I use the medium of paint to communicate my ideas because paint heightens the subjectivity of the viewing experience. By painting in response to a photographic image I am adding another dimension to the information through the paint itself and, in so doing, commenting on the ways in which information can be reduced or artificially added to. This extends the interpretation because it is in the nature of paint to play on our sensitivities and this psychological impact is of great interest to me. Application of paint, choice of colour and composition can all affect the viewer in slightly different ways.
In developing an interest in photo-journalism and the type of images available publicly from the media, I have explored uses of surveillance and ambiguity, and instances of misinterpretation. I have been concerned with the credibility and propriety of imagery in today’s society with our changing taboos and society’s need to manipulate the consumer. A Philosophy of Fear by Lars Svendsen has inspired me to look at how strongly we respond to things which we don’t fully understand and to things that are unknown to us. Svendsen discusses society’s insecurities and the ways in which the media takes advantage of them for particular gains. As a primary resource I have been using newspaper reports to give a basis to my painting and in order to establish a blur between perceived fact and reality.

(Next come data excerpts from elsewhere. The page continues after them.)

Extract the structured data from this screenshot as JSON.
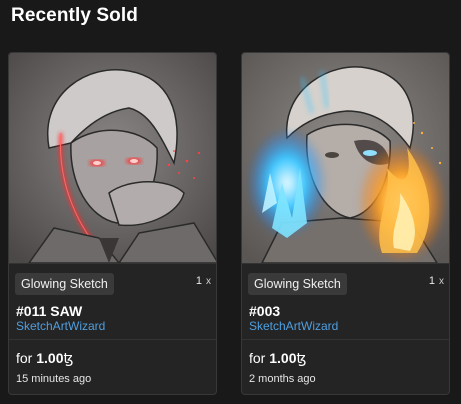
{
  "section": {
    "title": "Recently Sold"
  },
  "cards": [
    {
      "tag": "Glowing Sketch",
      "quantity": "1",
      "quantity_suffix": "x",
      "name": "#011 SAW",
      "creator": "SketchArtWizard",
      "price_prefix": "for",
      "price": "1.00",
      "currency": "ꜩ",
      "time": "15 minutes ago",
      "artwork_glow_color": "#ff2a2a"
    },
    {
      "tag": "Glowing Sketch",
      "quantity": "1",
      "quantity_suffix": "x",
      "name": "#003",
      "creator": "SketchArtWizard",
      "price_prefix": "for",
      "price": "1.00",
      "currency": "ꜩ",
      "time": "2 months ago",
      "artwork_glow_colors": [
        "#3ec8ff",
        "#ffaa2a"
      ]
    }
  ]
}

Using painting to manipulate the viewer, their views, senses and attitudes towards ideas, is similar to the role of the media. An understanding that journalists have a responsibility to relay a narrative to the public fascinates me. I see the roles of the journalist and painter as entwined and I am interested in how easily stories and facts have the potential to lose their sincerity or, conversely, to gain an importance that isn’t necessarily appropriate.
I am often drawn to subjects with a dark facet and I embrace the idea that ‘fear gives our lives a shove - without it we would sink into passivity’ (A Philosophy of Fear). The sinister and gruesome often provide aesthetic delight and it has been argued that, perversely, to some degree humans find enjoyment in being threatened.